I found the interviews particularly revealing. There were powerful comments that highlighted just how far we’ve got to go and pockets of expertise and interests that came to the fore. I was grateful that everyone I spoke to was so open and trusted me with their (at times intense) opinions. Since completing the course I’ve repeated the audit process with the PRUs in our trust and used a similar format (swapping the TDT membership survey for one I created based on the TDT framework) and once again the interviews proved the most insightful element, including one member of support staff revealing she is doing a secret degree.

How did the learning from readings and assessing current CPD provision inform your CPD plans for the coming year?

For me, everything pointed to culture. Without building a culture where CPD is valued and people know they are expected to invest in their own learning, anything I tried to implement would be temporary. In addition to this I also looked at how we could provide more time and reduce our focus from a heavily administrative one, to a more subject specific/ pedagogical one. I worked with SLT to introduce a programme of low-stakes, independent study, and rearrange the directed time budget to add a weekly half hour of CPD in the form of a menu of sessions which have included things like journal club, presentations, individual CPD feedback and an opportunity for joint feedback on the new Ofsted framework consultation.

Implementation has been mixed and there have been times where I have felt like I’ve carried it, and I know there are some people that haven’t bothered to take part, but I need to remind myself that this was never meant to be a transformation; this was to start to build that culture and expectation. Before this year there was INSET and external courses when people asked – this year there has been CPD available every week and over 50% of staff have accessed this at some point. There are staff who are frustrated that not everyone is seen to take part but there are others who have dived head first into their own learning as if they’ve finally been given permission. This I think is success and it’s where we go next that will matter most as we need to keep the momentum we’ve built and celebrate what we’ve done.

What was the biggest learning from the programme overall?

I suppose this has been about recognising that change is a slow and steady process and the value in viewing a system from others’ perspectives. I think I’ve been on quite a personal journey with this course and it’s certainly built my own confidence and resilience in enacting change. As I start working more across our trust I’ve no doubt that there are elements that I will return to and draw from when I need to.
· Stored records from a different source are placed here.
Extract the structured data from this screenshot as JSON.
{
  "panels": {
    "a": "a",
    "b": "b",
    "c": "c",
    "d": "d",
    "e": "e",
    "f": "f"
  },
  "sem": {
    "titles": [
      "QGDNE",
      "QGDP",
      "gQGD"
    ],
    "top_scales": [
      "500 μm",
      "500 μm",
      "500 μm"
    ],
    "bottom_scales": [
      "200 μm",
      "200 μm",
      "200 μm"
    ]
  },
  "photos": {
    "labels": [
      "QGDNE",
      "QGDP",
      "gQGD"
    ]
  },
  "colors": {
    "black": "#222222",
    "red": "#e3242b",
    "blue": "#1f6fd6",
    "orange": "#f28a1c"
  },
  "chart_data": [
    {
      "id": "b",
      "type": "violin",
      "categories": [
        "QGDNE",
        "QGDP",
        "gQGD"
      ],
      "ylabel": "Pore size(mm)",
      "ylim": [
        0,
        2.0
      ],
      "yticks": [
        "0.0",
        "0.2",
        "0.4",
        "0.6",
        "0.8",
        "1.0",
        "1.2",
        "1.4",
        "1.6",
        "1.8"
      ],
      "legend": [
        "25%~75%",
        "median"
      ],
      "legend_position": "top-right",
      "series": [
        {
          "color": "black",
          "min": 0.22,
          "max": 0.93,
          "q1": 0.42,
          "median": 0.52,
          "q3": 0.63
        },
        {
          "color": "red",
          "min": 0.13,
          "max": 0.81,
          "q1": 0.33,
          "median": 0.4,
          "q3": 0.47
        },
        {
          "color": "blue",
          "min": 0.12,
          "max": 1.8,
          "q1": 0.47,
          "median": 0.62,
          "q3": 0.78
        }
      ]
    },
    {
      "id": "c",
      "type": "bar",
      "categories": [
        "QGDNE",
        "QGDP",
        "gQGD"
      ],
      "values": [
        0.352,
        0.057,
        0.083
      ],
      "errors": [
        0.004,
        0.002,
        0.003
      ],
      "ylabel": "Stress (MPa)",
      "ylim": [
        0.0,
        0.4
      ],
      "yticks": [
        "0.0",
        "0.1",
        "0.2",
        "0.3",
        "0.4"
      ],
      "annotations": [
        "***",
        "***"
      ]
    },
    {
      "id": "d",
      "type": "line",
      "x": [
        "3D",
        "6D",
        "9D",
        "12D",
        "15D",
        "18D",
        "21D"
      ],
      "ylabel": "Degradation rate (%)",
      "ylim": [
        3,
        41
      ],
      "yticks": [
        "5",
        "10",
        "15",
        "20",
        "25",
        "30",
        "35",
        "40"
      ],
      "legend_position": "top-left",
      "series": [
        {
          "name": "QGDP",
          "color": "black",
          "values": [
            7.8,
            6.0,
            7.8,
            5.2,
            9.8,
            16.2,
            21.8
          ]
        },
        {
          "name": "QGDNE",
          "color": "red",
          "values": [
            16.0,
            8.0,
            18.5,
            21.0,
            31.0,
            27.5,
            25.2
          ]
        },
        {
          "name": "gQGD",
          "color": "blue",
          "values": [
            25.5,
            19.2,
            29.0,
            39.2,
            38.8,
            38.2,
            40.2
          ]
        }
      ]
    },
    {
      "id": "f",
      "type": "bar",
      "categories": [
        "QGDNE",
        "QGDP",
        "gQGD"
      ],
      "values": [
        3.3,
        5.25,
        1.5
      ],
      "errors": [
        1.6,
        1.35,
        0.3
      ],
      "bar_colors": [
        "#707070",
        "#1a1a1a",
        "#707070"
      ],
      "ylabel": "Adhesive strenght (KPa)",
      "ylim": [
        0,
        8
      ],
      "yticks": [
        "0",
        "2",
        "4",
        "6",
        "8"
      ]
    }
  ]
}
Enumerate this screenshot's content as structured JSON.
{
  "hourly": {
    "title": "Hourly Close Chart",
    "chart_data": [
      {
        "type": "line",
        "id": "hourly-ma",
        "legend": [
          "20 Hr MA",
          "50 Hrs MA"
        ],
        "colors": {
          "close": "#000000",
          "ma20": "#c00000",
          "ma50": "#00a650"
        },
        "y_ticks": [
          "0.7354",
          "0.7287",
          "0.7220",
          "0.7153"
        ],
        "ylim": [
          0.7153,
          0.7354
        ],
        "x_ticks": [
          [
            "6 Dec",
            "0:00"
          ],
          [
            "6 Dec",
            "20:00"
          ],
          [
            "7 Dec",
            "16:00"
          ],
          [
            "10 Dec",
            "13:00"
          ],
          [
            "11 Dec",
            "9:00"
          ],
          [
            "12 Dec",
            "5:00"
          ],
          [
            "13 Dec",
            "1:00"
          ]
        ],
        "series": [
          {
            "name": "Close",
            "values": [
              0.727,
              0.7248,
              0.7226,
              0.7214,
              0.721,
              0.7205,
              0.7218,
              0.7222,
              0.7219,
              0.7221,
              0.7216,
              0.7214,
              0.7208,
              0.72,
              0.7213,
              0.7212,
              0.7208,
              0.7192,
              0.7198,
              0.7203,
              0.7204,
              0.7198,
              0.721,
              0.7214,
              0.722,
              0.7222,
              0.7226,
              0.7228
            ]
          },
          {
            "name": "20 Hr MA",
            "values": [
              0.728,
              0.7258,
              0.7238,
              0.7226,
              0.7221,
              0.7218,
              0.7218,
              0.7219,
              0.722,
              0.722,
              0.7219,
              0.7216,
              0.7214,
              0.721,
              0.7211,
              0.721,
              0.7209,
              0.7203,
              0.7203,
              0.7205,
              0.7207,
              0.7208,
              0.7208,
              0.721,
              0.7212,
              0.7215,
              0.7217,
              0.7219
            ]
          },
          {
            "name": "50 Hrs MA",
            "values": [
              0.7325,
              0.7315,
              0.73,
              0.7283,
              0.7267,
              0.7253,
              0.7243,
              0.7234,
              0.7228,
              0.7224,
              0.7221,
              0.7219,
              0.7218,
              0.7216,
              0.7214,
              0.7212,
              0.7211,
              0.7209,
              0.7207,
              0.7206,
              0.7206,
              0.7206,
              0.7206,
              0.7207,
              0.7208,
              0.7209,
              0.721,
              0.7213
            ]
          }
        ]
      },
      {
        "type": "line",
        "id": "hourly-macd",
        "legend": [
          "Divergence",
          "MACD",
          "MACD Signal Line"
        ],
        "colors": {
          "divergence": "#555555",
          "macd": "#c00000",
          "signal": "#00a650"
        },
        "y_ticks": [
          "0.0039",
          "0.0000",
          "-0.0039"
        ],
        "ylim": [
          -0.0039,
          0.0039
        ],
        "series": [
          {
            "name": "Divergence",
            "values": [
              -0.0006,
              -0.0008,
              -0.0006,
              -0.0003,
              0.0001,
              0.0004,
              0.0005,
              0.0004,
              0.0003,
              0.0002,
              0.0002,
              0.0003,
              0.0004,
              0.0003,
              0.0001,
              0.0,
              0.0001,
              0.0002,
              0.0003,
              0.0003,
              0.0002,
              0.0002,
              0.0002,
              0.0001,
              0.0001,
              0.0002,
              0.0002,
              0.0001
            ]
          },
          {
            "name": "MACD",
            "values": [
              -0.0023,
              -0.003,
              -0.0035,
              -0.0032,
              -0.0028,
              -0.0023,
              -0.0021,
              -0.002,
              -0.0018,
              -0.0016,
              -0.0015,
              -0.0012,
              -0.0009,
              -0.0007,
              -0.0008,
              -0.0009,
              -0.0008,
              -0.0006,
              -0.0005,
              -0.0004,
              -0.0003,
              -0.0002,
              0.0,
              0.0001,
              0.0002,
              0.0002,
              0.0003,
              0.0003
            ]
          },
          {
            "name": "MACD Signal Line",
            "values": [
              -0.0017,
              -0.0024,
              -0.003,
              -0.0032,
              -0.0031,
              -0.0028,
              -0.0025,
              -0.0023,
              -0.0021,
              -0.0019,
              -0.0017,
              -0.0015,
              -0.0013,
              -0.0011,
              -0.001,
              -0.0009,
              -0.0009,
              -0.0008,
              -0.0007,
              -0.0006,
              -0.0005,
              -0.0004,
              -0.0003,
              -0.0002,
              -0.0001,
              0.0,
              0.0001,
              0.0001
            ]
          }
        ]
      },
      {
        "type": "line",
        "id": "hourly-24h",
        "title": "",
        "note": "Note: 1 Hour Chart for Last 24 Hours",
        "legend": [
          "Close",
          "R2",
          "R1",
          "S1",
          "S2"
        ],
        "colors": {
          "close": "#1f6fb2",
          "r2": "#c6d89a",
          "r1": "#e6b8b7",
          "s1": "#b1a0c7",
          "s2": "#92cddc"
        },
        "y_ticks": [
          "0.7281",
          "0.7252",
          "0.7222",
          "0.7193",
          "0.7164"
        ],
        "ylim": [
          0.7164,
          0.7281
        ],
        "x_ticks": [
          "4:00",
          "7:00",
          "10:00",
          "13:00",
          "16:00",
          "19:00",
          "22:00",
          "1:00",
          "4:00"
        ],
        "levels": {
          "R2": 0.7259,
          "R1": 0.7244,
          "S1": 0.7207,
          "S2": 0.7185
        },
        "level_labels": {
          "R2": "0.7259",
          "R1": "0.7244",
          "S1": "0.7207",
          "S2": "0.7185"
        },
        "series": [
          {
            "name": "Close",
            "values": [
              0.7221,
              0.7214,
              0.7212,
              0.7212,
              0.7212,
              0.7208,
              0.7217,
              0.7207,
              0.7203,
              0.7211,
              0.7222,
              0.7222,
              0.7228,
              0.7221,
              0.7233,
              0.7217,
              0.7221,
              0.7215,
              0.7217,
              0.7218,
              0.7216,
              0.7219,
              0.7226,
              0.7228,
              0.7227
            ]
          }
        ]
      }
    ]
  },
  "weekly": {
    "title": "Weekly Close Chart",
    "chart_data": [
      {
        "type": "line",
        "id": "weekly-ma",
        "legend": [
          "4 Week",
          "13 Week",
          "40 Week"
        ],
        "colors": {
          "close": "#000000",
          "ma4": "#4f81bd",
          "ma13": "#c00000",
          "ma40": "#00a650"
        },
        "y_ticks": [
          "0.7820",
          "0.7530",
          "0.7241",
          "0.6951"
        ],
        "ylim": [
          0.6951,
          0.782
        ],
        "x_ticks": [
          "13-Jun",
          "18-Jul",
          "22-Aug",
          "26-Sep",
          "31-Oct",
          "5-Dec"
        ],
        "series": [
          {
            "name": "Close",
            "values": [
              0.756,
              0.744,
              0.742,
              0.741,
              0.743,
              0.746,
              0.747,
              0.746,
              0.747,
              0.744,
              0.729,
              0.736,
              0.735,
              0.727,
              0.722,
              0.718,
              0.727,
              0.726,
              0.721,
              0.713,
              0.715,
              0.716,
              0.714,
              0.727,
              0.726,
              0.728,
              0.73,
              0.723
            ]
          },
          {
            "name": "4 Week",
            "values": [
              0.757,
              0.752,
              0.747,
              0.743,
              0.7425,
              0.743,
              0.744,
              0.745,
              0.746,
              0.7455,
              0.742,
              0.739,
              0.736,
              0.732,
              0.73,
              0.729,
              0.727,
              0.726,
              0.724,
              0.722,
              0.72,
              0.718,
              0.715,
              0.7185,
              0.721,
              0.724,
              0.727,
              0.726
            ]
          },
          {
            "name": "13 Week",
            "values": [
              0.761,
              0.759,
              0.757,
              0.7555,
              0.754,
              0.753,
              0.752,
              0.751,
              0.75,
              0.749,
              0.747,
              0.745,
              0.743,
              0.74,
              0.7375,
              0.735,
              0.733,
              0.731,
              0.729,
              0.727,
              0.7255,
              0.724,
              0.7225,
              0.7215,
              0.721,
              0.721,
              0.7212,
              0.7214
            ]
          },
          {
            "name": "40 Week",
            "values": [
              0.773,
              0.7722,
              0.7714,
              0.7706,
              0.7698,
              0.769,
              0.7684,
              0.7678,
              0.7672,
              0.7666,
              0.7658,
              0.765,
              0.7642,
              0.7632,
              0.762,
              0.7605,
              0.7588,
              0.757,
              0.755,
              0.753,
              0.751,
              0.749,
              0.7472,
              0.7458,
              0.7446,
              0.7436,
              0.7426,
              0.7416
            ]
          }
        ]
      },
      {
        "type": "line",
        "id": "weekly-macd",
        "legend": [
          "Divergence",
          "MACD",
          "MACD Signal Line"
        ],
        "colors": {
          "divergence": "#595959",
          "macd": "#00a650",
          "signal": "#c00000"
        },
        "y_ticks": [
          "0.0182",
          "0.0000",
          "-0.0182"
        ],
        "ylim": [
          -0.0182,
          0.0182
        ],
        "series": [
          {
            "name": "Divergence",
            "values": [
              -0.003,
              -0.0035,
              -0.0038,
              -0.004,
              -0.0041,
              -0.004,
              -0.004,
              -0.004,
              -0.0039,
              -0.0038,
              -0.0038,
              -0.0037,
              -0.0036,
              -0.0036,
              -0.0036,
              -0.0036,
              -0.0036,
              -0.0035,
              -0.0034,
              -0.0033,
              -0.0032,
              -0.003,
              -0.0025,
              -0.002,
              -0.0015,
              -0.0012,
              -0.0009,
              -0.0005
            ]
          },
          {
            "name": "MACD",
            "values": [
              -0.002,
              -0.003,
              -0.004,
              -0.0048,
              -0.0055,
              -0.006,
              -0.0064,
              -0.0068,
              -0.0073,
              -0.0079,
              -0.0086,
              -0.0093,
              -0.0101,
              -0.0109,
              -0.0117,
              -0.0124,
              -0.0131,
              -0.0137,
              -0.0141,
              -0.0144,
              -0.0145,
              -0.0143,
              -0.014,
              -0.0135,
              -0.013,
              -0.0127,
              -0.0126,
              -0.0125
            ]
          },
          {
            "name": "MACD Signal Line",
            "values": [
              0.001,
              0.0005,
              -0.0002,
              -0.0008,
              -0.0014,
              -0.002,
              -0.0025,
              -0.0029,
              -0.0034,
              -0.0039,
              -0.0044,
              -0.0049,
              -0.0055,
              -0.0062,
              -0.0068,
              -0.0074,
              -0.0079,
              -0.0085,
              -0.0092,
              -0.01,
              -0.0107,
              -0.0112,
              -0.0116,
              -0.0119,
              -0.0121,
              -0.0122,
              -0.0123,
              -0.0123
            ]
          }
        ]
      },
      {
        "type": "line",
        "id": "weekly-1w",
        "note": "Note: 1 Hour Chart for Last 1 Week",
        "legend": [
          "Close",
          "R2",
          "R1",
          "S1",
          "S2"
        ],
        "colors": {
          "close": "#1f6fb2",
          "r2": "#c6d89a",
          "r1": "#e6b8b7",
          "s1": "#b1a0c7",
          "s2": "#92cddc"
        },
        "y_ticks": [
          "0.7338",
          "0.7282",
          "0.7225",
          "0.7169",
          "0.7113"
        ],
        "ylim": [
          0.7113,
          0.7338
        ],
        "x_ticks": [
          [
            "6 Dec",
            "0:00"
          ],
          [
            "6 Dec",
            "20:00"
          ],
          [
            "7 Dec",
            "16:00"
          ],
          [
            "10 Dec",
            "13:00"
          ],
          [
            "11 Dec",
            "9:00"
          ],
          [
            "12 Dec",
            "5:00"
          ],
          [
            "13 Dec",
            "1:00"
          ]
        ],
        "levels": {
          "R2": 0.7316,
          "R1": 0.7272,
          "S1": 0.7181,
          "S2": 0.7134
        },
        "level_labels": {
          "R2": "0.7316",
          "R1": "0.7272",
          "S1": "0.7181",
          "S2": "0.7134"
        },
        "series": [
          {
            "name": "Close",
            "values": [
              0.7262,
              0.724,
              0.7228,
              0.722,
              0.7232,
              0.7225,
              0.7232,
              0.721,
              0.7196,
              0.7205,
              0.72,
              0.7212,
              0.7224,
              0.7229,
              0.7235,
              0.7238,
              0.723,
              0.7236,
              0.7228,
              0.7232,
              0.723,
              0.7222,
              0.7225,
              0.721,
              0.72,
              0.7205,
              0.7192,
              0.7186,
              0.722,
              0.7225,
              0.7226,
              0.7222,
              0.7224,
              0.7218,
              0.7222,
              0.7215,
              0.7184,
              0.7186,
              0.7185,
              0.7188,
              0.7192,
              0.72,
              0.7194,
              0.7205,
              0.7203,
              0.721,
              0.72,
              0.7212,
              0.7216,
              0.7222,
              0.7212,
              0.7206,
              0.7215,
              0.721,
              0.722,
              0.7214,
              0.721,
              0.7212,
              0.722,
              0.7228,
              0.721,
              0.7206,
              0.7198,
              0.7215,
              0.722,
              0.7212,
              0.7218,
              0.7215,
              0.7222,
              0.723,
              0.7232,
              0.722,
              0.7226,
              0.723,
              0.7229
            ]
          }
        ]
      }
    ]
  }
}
Why should others do the course?

Doing CPD about CPD can be a bit of a mind twist and this is an opportunity to have excellent, ‘text-book’ CPD modelled by experts. Benefits of the course are that it’s adaptable to different settings, it is an investment for both the organisation and in the person taking part, and an opportunity to work with colleagues in similar positions, with similar interests (and similar uncertainties) over an extended period of time. The CPD leadership course allows you to slow down your process, providing time to think and insisting that you are challenged. I don’t think I’ve had the same intellectual stimulation since my MEd and wasn’t quite prepared for just how much time I spent thinking about different theories and ideas.

The final day of my course was exactly a year ago today and it would have been entirely possible to have left it there, writing up my report, getting a certificate and carrying on in pretty much the same way, but I haven’t wanted to. The support from David and his team, and fellow course participants, has continued beyond the course and it has been genuinely transformational both for me and, in time, for my organisation.